I could feel her still. All other thoughts faded as she focused on me with such intensity it was palpable over the phone. “What happened?”

“I went in to give him the papers.” It felt like a lifetime ago that I’d marched into his office, intending to end our marriage. “He was on an important call and when he got off he told me he’d bought me ice cream and it was waiting for me. I’d been so sure this morning, but suddenly, I wasn’t. Before I could make up my mind what to do, or give him the papers . . .” I still wasn’t sure what I would have done.

“Before I could do anything, he collapsed. It’s an aortic dissection.” There, I remembered the name of it. But what it meant for Gray was still hazy. “It’s some kind of tear in a vessel. They’re doing open-heart surgery.”

“I’ll be right there,” JoAnn said.

I could almost hear her starting to list what she needed to do. Find a sitter for the kids, then—

I tried to cut her off before she’d mentally restructured her whole day. “No, Jo. I’m fine. Well, not fine, but there’s nothing to do but wait. I’ll be here until . . .”
Until he made it or didn’t
. I didn’t say that part. I didn’t want to talk about the chance that Gray might not make it.

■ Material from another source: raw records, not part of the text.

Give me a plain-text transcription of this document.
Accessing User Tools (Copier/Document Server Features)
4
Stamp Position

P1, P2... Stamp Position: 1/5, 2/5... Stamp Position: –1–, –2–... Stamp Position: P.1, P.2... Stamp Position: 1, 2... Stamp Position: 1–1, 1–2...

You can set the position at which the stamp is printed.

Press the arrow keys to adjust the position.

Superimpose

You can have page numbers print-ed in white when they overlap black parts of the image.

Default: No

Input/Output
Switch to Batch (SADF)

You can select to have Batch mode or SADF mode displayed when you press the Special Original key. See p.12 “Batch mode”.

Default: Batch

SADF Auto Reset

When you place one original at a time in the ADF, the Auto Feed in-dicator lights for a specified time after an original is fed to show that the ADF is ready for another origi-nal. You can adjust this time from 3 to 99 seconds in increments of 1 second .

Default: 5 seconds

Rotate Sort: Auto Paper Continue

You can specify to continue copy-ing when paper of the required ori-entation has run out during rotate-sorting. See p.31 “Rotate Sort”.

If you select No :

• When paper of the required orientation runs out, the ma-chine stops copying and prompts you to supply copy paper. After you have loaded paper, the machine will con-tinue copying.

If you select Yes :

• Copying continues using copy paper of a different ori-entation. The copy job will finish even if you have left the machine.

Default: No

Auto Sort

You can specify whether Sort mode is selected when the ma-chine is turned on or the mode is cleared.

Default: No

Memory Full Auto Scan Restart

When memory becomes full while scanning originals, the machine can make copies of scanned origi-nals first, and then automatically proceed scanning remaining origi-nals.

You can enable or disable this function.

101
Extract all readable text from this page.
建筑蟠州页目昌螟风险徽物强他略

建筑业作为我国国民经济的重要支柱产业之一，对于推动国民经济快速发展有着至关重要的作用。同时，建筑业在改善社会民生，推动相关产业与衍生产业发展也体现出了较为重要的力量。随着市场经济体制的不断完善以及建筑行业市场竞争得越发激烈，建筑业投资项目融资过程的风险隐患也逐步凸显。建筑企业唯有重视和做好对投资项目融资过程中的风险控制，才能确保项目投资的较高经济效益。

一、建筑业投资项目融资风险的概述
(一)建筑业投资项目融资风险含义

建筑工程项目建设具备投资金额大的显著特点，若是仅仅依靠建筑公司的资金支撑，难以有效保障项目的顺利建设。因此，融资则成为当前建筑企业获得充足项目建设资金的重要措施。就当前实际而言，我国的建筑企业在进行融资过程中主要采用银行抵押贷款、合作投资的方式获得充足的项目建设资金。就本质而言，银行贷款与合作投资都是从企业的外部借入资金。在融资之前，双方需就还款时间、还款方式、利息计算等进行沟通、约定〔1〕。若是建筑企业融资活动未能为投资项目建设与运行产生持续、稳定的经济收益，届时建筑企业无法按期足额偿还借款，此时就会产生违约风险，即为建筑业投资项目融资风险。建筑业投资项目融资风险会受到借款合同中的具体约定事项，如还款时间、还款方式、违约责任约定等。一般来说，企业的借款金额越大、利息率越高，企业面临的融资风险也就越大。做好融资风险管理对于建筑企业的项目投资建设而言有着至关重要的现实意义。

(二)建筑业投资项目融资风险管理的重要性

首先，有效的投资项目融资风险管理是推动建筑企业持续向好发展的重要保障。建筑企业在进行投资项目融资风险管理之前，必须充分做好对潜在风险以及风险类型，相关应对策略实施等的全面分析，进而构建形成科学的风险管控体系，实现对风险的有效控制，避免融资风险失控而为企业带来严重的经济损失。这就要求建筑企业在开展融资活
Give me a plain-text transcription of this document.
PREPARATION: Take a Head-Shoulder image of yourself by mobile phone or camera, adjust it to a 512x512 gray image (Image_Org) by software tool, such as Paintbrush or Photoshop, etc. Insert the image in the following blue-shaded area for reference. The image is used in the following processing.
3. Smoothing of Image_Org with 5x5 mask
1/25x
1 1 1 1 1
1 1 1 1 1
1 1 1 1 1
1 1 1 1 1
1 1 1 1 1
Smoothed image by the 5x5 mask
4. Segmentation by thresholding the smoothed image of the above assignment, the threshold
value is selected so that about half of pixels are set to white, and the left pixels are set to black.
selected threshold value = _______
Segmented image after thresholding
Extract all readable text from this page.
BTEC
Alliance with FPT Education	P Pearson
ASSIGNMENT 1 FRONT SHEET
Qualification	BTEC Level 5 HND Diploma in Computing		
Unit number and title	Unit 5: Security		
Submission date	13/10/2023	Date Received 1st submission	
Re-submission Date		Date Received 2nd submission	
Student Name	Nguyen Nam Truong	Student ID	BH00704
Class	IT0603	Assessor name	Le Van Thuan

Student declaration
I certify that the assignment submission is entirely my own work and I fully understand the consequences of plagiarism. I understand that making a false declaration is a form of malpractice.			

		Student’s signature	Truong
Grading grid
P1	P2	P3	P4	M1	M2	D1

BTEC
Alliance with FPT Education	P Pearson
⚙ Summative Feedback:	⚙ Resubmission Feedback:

I knew that JoAnn needed something to do. In a crisis, she needed to be proactive.

“Can you make sure there’s coverage at the store?” I asked.

The advantage to running a small local store is we had a lot of hands-on opportunity with our clients. Our one-of-a-kind furniture, both floor models and special orders, had built up quite a following.

The disadvantage to running a small local store was there wasn’t a ton of backup.

“I’ll probably be here for a couple of days . . .” Maybe more.

I hoped more.

Leaving sooner would mean that Gray hadn’t made it.

I pushed that thought aside. Gray would make it. He was too strong not to.

“Don’t you worry about the store,” she said.

JoAnn had stepped back and left the day-to-day running of the store to me when she had Wills. I had part-time help, but I shouldered most of the load. Right now, I could barely focus enough to make these few calls. Taking care of store business was beyond me.